1Paulus, die door de wil van God apostel is van Christus Jezus:
aan hen die God toebehoren en trouw zijn aan Christus Jezus.
2Ik wens u de genade en de vrede van God, onze Vader, en van de Heer Jezus Christus.
Lofzang op Gods goedheid
3Laten wij de God en Vader van onze Heer Jezus Christus dank brengen! Want hij heeft ons, in onze verbondenheid met Christus, gezegend met alle geestelijke zegeningen in de hemel. 4Voordat de wereld gemaakt werd, heeft hij ons immers in Christus uitgekozen om hem toe te behoren en smetteloos voor hem te staan. 5In zijn liefde had hij van tevoren beslist dat hij ons door Jezus Christus als zijn kinderen zou aannemen. Zo wilde hij het, in zijn goedheid. 6Laten wij God prijzen om het grootse geschenk dat hij ons heeft gegeven in zijn geliefde Zoon.

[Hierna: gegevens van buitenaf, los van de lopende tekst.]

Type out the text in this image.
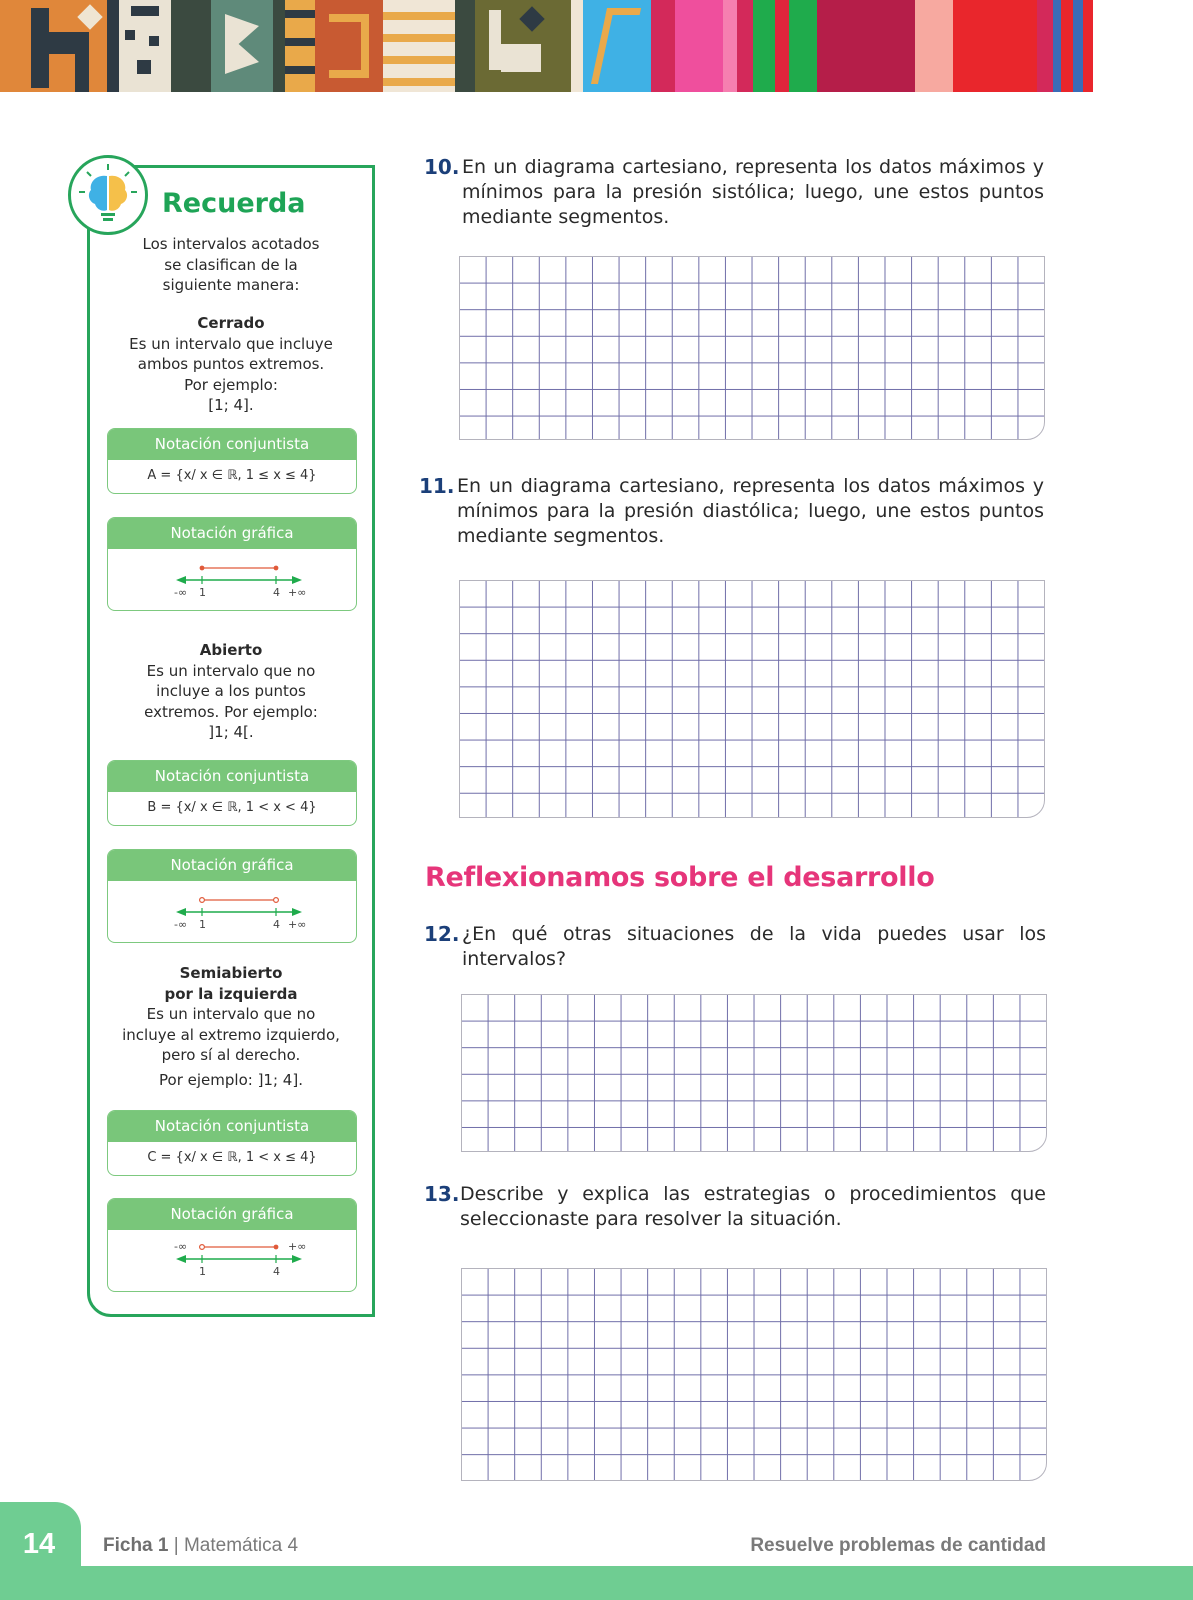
Recuerda
Los intervalos acotados
se clasifican de la
siguiente manera:
Cerrado
Es un intervalo que incluye
ambos puntos extremos.
Por ejemplo:
[1; 4].
Notación conjuntista
A = {x/ x ∈ ℝ, 1 ≤ x ≤ 4}
Notación gráfica
-∞ 1	4 +∞
Abierto
Es un intervalo que no
incluye a los puntos
extremos. Por ejemplo:
]1; 4[.
Notación conjuntista
B = {x/ x ∈ ℝ, 1 < x < 4}
Notación gráfica
-∞ 1	4 +∞
Semiabierto
por la izquierda
Es un intervalo que no
incluye al extremo izquierdo,
pero sí al derecho.
Por ejemplo: ]1; 4].
Notación conjuntista
C = {x/ x ∈ ℝ, 1 < x ≤ 4}
Notación gráfica
-∞	+∞
1	4
10. En un diagrama cartesiano, representa los datos máximos y mínimos para la presión sistólica; luego, une estos puntos mediante segmentos.
11. En un diagrama cartesiano, representa los datos máximos y mínimos para la presión diastólica; luego, une estos puntos mediante segmentos.
Reflexionamos sobre el desarrollo
12. ¿En qué otras situaciones de la vida puedes usar los intervalos?
13. Describe y explica las estrategias o procedimientos que seleccionaste para resolver la situación.
14	Ficha 1 | Matemática 4	Resuelve problemas de cantidad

7In onze verbondenheid met hem zijn we door zijn bloed bevrijd en zijn onze overtredingen vergeven. Rijk is de genadegave 8waarmee God ons heeft overladen in allerlei vormen van wijsheid en inzicht. 9Hij heeft ons het geheim van zijn wil bekendgemaakt, overeenkomstig het besluit dat hij heeft genomen ten aanzien van Christus, 10en hij heeft dat ten uitvoer gebracht nu de tijd er rijp voor is, door alles wat in de hemel en op de aarde bestaat onder één hoofd te plaatsen: onder Christus.
11In onze verbondenheid met hem hebben wij ons erfdeel ontvangen. Zo is het van tevoren beslist in het plan van God, die alles uitvoert zoals hij het wil. 12Laten wij de grootheid van God prijzen, wij die al zo lang onze hoop stelden op Christus.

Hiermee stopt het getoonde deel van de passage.